This section is from the book "The Blue Grass Cook Book", by Minnie C. Fox. Also available from Amazon: The Blue Grass Cook Book.
Never bake a ham under a year old. Rub the ham thoroughly and put to soak in cold water for 24 hours. Then cover with cold water in a boiler. When it begins to boil, set on back of stove and boil slowly till the bone is loose. (Twenty minutes to a pound is about the length of time required.) Then remove from stove and let stand in boiler till it is cool, over night or half a day. Put in a baking-pan and remove the skin and extra fat, being careful to keep the shape. Make a stiff batter of flour and water and cover the top. Set it in the oven and bake slowly for 2 hours. Then remove batter and with a knife make slight incisions all over the ham and sprinkle first with brown sugar, about 1 tablespoonful, then sprinkle thoroughly with black pepper. Make a dressing of grated bread or crackers, a little onion chopped fine, 1 tablespoon butter, pepper, salt, and mix with 1 egg and a little water. Cover the top with this dressing and put in oven to brown. Serve cold.
Kill your hogs when the wind is from the northwest. The night before you salt the meat take a string of red pepper and make a strong tea. (Let it remain on the stove over night.) Put in the tea
2 heaping tablespoons of saltpetre to every 2 gallons. Take this strong tea and pour on the salt. Salt the meat lightly the first time to run off the blood. Let the meat lie packed 3 days - longer, if the weather is very cold. Then overhaul the meat and put 1 teaspoon of pulverized saltpetre on the flesh side of each ham and rub in well. Then rub with molasses mixed with salt. Pack close for 10 days. After this overhaul again, rubbing each piece, and pack close again. Hang the meat in
3 weeks from the time the hogs were killed. Before hanging, wash each piece in warm water, and while wet roll in hickory ashes. Then smoke with green hickory wood, and tie up in cotton bags in February.
Mrs. Henry C. Buckner
Scrub well and soak an old ham in plenty of water for 48 hours. Weigh ham and allow 1/2 hour for each pound, place in large ham boiler and fill with cold water; let simmer (not boil) gently the allotted time. When half the time is up, pour off the water; fill again with fresh boiling water, into which put 1/2 cup of vinegar, a bay leaf and a few cloves, and finish cooking. Let the ham remain in the water until cool. Then remove the skin. Mix 2 tablespoonfuls of "Coleman's Mustard" with vinegar, spread over the ham, brush with the yolk of an egg. Sprinkle with bread-crumbs and sugar, pin on the fat side with cloves and a few raisins.

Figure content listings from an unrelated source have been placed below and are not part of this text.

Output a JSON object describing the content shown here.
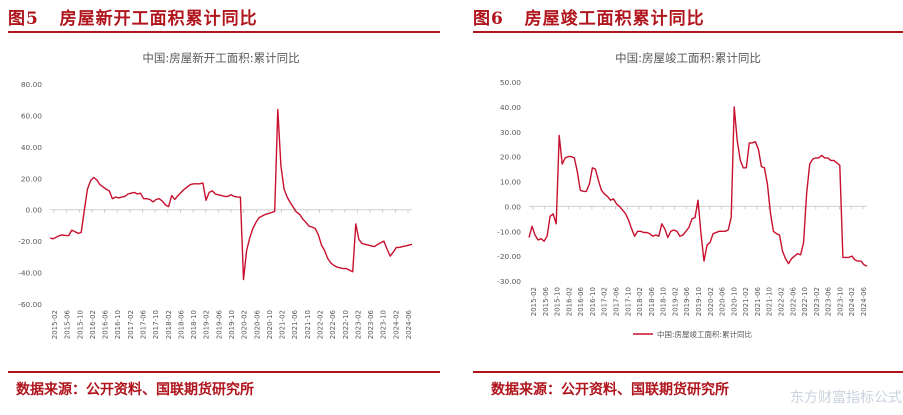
{
  "figures": [
    {
      "figure_label": "图5",
      "figure_title": "房屋新开工面积累计同比",
      "source": "数据来源：公开资料、国联期货研究所"
    },
    {
      "figure_label": "图6",
      "figure_title": "房屋竣工面积累计同比",
      "source": "数据来源：公开资料、国联期货研究所"
    }
  ],
  "watermark": "东方财富指标公式网",
  "chart_data": [
    {
      "type": "line",
      "title": "中国:房屋新开工面积:累计同比",
      "ylim": [
        -60,
        80
      ],
      "ytick_labels": [
        "80.00",
        "60.00",
        "40.00",
        "20.00",
        "0.00",
        "-20.00",
        "-40.00",
        "-60.00"
      ],
      "yticks": [
        80,
        60,
        40,
        20,
        0,
        -20,
        -40,
        -60
      ],
      "x_tick_labels": [
        "2015-02",
        "2015-06",
        "2015-10",
        "2016-02",
        "2016-06",
        "2016-10",
        "2017-02",
        "2017-06",
        "2017-10",
        "2018-02",
        "2018-06",
        "2018-10",
        "2019-02",
        "2019-06",
        "2019-10",
        "2020-02",
        "2020-06",
        "2020-10",
        "2021-02",
        "2021-06",
        "2021-10",
        "2022-02",
        "2022-06",
        "2022-10",
        "2023-02",
        "2023-06",
        "2023-10",
        "2024-02",
        "2024-06"
      ],
      "grid": false,
      "legend": null,
      "color": "#c8102e",
      "series": [
        {
          "values": [
            -18,
            -18.5,
            -17.5,
            -16.5,
            -16,
            -16.5,
            -16.5,
            -13,
            -14,
            -15,
            -14.5,
            -0.5,
            13,
            18.5,
            20.5,
            19,
            16,
            14.5,
            13,
            12,
            7,
            8,
            7.5,
            8,
            8.5,
            10,
            10.5,
            11,
            10,
            10.5,
            7,
            7,
            6.5,
            5,
            6.5,
            7,
            5.5,
            3,
            2,
            9,
            6.5,
            9,
            11,
            13,
            14.5,
            16,
            16.5,
            16.5,
            16.5,
            17,
            6,
            11,
            12,
            10,
            9.5,
            9,
            8.5,
            8.5,
            9.5,
            8.5,
            8,
            8,
            -44.5,
            -26,
            -18,
            -12,
            -8,
            -5,
            -4,
            -3,
            -2.5,
            -1.8,
            -1,
            63.7,
            28,
            13,
            8,
            4.5,
            1.5,
            -1.5,
            -3,
            -6,
            -8,
            -10.5,
            -11,
            -12,
            -16,
            -22.5,
            -26,
            -31,
            -34,
            -35.5,
            -36.5,
            -37,
            -37.5,
            -37.5,
            -38.5,
            -39.5,
            -9,
            -19,
            -21.5,
            -22,
            -22.5,
            -23,
            -23.5,
            -22,
            -21,
            -20,
            -25,
            -29.5,
            -27,
            -24,
            -24,
            -23.5,
            -23,
            -22.5,
            -22
          ]
        }
      ]
    },
    {
      "type": "line",
      "title": "中国:房屋竣工面积:累计同比",
      "ylim": [
        -30,
        50
      ],
      "ytick_labels": [
        "50.00",
        "40.00",
        "30.00",
        "20.00",
        "10.00",
        "0.00",
        "-10.00",
        "-20.00",
        "-30.00"
      ],
      "yticks": [
        50,
        40,
        30,
        20,
        10,
        0,
        -10,
        -20,
        -30
      ],
      "x_tick_labels": [
        "2015-02",
        "2015-06",
        "2015-10",
        "2016-02",
        "2016-06",
        "2016-10",
        "2017-02",
        "2017-06",
        "2017-10",
        "2018-02",
        "2018-06",
        "2018-10",
        "2019-02",
        "2019-06",
        "2019-10",
        "2020-02",
        "2020-06",
        "2020-10",
        "2021-02",
        "2021-06",
        "2021-10",
        "2022-02",
        "2022-06",
        "2022-10",
        "2023-02",
        "2023-06",
        "2023-10",
        "2024-02",
        "2024-06"
      ],
      "grid": false,
      "legend": "bottom",
      "legend_label": "中国:房屋竣工面积:累计同比",
      "color": "#c8102e",
      "series": [
        {
          "name": "中国:房屋竣工面积:累计同比",
          "values": [
            -12.5,
            -8,
            -11.5,
            -13.5,
            -13,
            -14,
            -12,
            -4,
            -3,
            -7,
            28.5,
            17,
            19.5,
            20,
            20,
            19.5,
            14,
            6.5,
            6,
            6,
            9,
            15.5,
            15,
            10.5,
            6.5,
            5,
            4,
            2.5,
            3,
            1,
            0,
            -1.5,
            -3,
            -5.5,
            -9,
            -12,
            -10,
            -10,
            -10.5,
            -10.5,
            -11,
            -12,
            -11.5,
            -12,
            -7,
            -9,
            -12.5,
            -10,
            -9.5,
            -10,
            -12,
            -11.5,
            -10,
            -8.5,
            -5,
            -4.5,
            2.5,
            -11,
            -22,
            -15.5,
            -14.5,
            -11,
            -10.5,
            -10,
            -10,
            -10,
            -9.5,
            -4.5,
            40,
            26.5,
            18.5,
            15.5,
            15.5,
            25.5,
            25.5,
            26,
            23,
            16,
            15.5,
            9,
            -2.5,
            -10,
            -11,
            -11.5,
            -18,
            -21,
            -23,
            -21,
            -20,
            -19,
            -19.5,
            -14.5,
            5,
            17,
            19,
            19.5,
            19.5,
            20.5,
            19.5,
            19.5,
            18.5,
            18.5,
            17.5,
            16.5,
            -20.5,
            -20.5,
            -20.5,
            -20,
            -21.5,
            -22,
            -22,
            -23.5,
            -24
          ]
        }
      ]
    }
  ]
}
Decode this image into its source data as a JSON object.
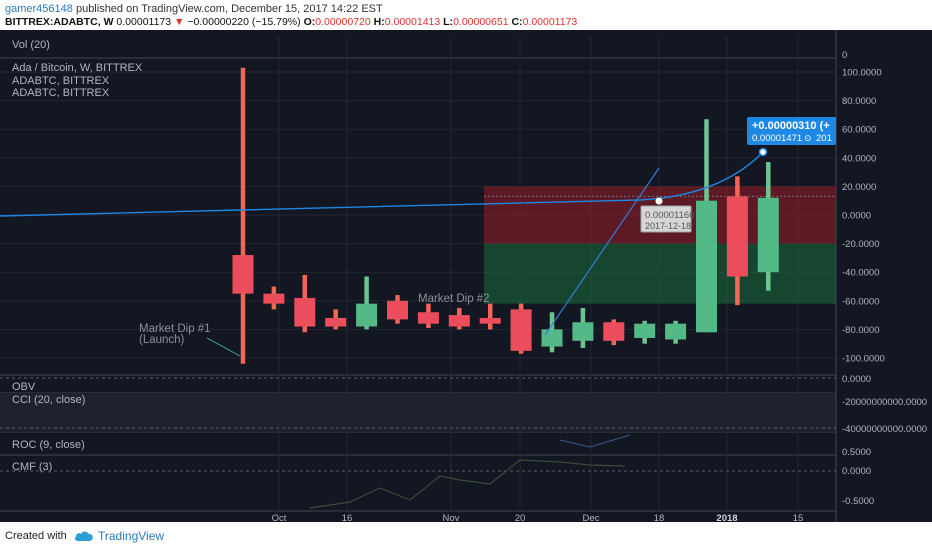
{
  "header": {
    "user": "gamer456148",
    "published_text": "published on TradingView.com, December 15, 2017 14:22 EST",
    "symbol": "BITTREX:ADABTC, W",
    "last_price": "0.00001173",
    "change": "−0.00000220 (−15.79%)",
    "open_label": "O:",
    "open": "0.00000720",
    "high_label": "H:",
    "high": "0.00001413",
    "low_label": "L:",
    "low": "0.00000651",
    "close_label": "C:",
    "close": "0.00001173"
  },
  "colors": {
    "background": "#131722",
    "panel_bg": "#1c1f28",
    "up": "#53b987",
    "down": "#eb4d5c",
    "wick_up": "#6fcf97",
    "wick_down": "#ff6b5a",
    "projection_line": "#1e88e5",
    "trend_line": "#2f7fd1"
  },
  "chart_data": {
    "type": "candlestick",
    "panes": {
      "volume": {
        "label": "Vol (20)"
      },
      "price": {
        "label": "Ada / Bitcoin, W, BITTREX",
        "overlays": [
          "ADABTC, BITTREX",
          "ADABTC, BITTREX"
        ],
        "y_ticks": [
          "100.0000",
          "80.0000",
          "60.0000",
          "40.0000",
          "20.0000",
          "0.0000",
          "-20.0000",
          "-40.0000",
          "-60.0000",
          "-80.0000",
          "-100.0000"
        ],
        "ylim": [
          -110,
          110
        ]
      },
      "obv": {
        "label": "OBV",
        "y_ticks": [
          "0.0000"
        ]
      },
      "cci": {
        "label": "CCI (20, close)",
        "y_ticks": [
          "-20000000000.0000",
          "-40000000000.0000"
        ]
      },
      "roc": {
        "label": "ROC (9, close)"
      },
      "cmf": {
        "label": "CMF (3)",
        "y_ticks": [
          "0.5000",
          "0.0000",
          "-0.5000"
        ]
      }
    },
    "x_ticks": [
      "Oct",
      "16",
      "Nov",
      "20",
      "Dec",
      "18",
      "2018",
      "15"
    ],
    "candles": [
      {
        "o": -28,
        "c": -55,
        "h": 103,
        "l": -104
      },
      {
        "o": -55,
        "c": -62,
        "h": -50,
        "l": -66
      },
      {
        "o": -58,
        "c": -78,
        "h": -42,
        "l": -82
      },
      {
        "o": -72,
        "c": -78,
        "h": -66,
        "l": -80
      },
      {
        "o": -78,
        "c": -62,
        "h": -43,
        "l": -80
      },
      {
        "o": -60,
        "c": -73,
        "h": -56,
        "l": -76
      },
      {
        "o": -68,
        "c": -76,
        "h": -62,
        "l": -79
      },
      {
        "o": -70,
        "c": -78,
        "h": -65,
        "l": -80
      },
      {
        "o": -72,
        "c": -76,
        "h": -62,
        "l": -80
      },
      {
        "o": -66,
        "c": -95,
        "h": -62,
        "l": -97
      },
      {
        "o": -92,
        "c": -80,
        "h": -68,
        "l": -96
      },
      {
        "o": -88,
        "c": -75,
        "h": -65,
        "l": -93
      },
      {
        "o": -75,
        "c": -88,
        "h": -73,
        "l": -91
      },
      {
        "o": -86,
        "c": -76,
        "h": -74,
        "l": -90
      },
      {
        "o": -87,
        "c": -76,
        "h": -74,
        "l": -90
      },
      {
        "o": -82,
        "c": 10,
        "h": 67,
        "l": -82
      },
      {
        "o": 13,
        "c": -43,
        "h": 27,
        "l": -63
      },
      {
        "o": -40,
        "c": 12,
        "h": 37,
        "l": -53
      }
    ],
    "annotations": [
      {
        "text": "Market Dip #1"
      },
      {
        "text": "(Launch)"
      },
      {
        "text": "Market Dip #2"
      }
    ],
    "crosshair": {
      "value": "0.00001160",
      "date": "2017-12-18"
    },
    "projection": {
      "label": "+0.00000310 (+",
      "price": "0.00001471",
      "time_hint": "201"
    }
  },
  "footer": {
    "created_with": "Created with",
    "brand": "TradingView",
    "logo_icon": "tradingview-cloud-icon"
  }
}
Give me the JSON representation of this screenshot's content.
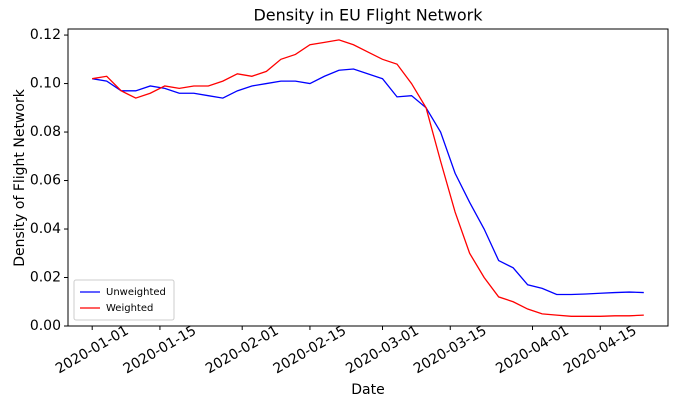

With a sharp knife make incisions all through the ham, holding back the openings and pouring in 1/2 pint of sherry. Place in the oven for 1/2 hour, basting every 5 minutes. Do not cut until perfectly cold.
E. D. P
Take a good magnolia ham 1 or 2 years old and let it soak 36 hours. Make a stiff dough of flour and water and envelop the ham and put in a baking-pan. Add enough water to keep from stick-ing. Baste frequently and cook till thoroughly done, or till the hock can be removed - 5 or 6 hours. When done, skin it and make an icing of brown sugar and yolk of 1 egg, and cover top and grate bread-crumbs over. Put in oven and brown.
Mrs. Cassius M. Clay
Let the hams lie in dry salt for 4 weeks after the killing. Then hang them up in the smoke-house and smoke them with dry hickory chips till they are a pretty light brown. Then rub them thoroughly with a pomatum made of New Orleans molasses, black and red pepper, using about 3 times as much black pepper as red. Mix the molasses and pepper in a large dish-pan, and if they do not mix easily, warm them by setting the pan on the stove. When it is well mixed, have a man hold the ham by the hock with one hand, and with the other rub the mixture well into the ham on both sides. Make good strong sacks and tie each ham and hang up with the hock down, as the ingredients will be absorbed more readily.
They will be ready for use in about 8 or 10 months.
Hams a year old are better than older hams, as they get too dry and strong when kept too long. In cooking the ham a handful of cloves dropped in the water while boiling gives it a rich flavor.